About 50 people have died in scattered violence linked to the film, including U.S. Ambassador Christopher Stevens and three other Americans killed in a Sept. 11 attack on the American consulate in Benghazi. (The attack on the consulate may have been opportunistically carried out by Islamic terrorists, using street unrest as their cover).

In addition to the deaths of four Americans, the “Innocence of Muslims” has proven a diplomatic setback for the U.S.

Separated from American society by a huge cultural gulf, many devout Muslims around the globe (including Afghanistan, where U.S. troops are still in harm’s way) feel our government’s failure to prevent production of this film or to punish its makers is tantamount to an official seal of approval. The resulting political unrest has destabilized fragile regimes in North Africa and the Middle East and created new waves of anti-American anger.

The Obama administration’s response has been measured — simultaneously condemning both the video’s message and Muslims’ violent reaction to it while reaffirming the free-speech rights of the messenger.

At the other end of the spectrum, Egypt issued arrest warrants for seven of its nationals, all Copts, and a Florida-based American pastor, who were allegedly involved with the film’s production, on charges of insulting and publicly attacking Islam. The charges are potentially punishable by death, if the accused can be brought to trial in Egypt.

Meanwhile, Nakoula Basseley, whose checkered past includes a 21-month jail sentence for bank fraud, has been arrested by U.S. authorities for a federal parole violation. But he certainly will not be prosecuted here for insulting Islam.

Still, one has to wonder. Why shouldn’t we be able to criminalize the kind of provocative speech this video represents?

After all, Basseley and his associates must have realized they were throwing a match into a huge pile of dry tinder, and their conduct, in fact, has led to numerous deaths, including those of four Americans. Why isn’t their speech like “falsely shouting fire in a crowded theater” or calling an anonymous bomb threat into a school that’s in session?

For various reasons, the answer must emphatically be, “It’s not the same!”

First, religious blasphemy is not a criminal offense under out legal system – not only because we protect free speech but because there’s no state-sanctioned religion to blaspheme.

Second, if religious fanatics here or elsewhere choose to react violently to perceived insults to their faith, then we should not pander to their irrational behavior by suppressing the offensive speech. Believers have every right to vociferously protest such insults but only in a peaceful manner, as Jews do worldwide whenever their synagogues, community centers and cemeteries are defaced with the hateful symbol of the Nazi swastika.

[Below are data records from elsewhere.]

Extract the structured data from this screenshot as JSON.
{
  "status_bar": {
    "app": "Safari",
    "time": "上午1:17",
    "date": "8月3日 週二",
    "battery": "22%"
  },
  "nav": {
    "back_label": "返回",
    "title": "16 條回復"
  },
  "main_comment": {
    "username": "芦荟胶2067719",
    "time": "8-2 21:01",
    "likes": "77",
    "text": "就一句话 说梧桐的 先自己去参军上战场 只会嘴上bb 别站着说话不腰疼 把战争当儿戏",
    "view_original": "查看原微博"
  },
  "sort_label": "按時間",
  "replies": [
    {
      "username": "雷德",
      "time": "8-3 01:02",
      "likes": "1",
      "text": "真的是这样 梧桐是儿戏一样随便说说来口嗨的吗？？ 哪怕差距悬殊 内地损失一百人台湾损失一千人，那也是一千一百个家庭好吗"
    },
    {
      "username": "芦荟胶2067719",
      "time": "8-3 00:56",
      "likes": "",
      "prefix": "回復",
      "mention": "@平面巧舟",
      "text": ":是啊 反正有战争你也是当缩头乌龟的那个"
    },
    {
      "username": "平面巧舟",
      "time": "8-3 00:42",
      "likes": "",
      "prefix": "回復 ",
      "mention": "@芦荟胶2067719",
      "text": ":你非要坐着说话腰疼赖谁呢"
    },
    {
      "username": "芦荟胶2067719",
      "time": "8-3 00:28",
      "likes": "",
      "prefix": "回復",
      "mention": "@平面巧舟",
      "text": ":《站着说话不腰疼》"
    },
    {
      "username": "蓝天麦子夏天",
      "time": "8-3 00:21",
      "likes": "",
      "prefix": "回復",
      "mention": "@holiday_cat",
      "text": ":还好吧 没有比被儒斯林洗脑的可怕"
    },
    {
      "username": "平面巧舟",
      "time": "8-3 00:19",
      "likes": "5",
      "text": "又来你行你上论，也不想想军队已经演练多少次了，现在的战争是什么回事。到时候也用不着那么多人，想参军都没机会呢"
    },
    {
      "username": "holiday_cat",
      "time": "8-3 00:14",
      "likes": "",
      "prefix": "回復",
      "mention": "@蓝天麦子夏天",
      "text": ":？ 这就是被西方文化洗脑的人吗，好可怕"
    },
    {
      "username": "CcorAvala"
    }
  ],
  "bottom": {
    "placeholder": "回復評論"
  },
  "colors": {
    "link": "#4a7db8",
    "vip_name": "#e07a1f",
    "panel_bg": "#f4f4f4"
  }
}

Third, it was a legitimate exercise of free speech to make a video calling attention to the religious persecution by Muslims of a religious minority, even if the tone and content of that video was disrespectful.

Finally, and most importantly, any attempt to criminalize forms of expression that fall outside such traditionally unlawful categories as threatening, intimidation, extortion and fraud would inevitably become a slippery slope. We would start at the top of the slope but could not stop ourselves from sliding down it into a nightmarish futuristic scenario — the kind dramatized in George Orwell’s “1984” or the movie “Minority Report,” in which citizens can be spied on and punished by authorities for impurity of thought or expression.

In a free society, we should punish people for the wrongs they do, not what they say or think.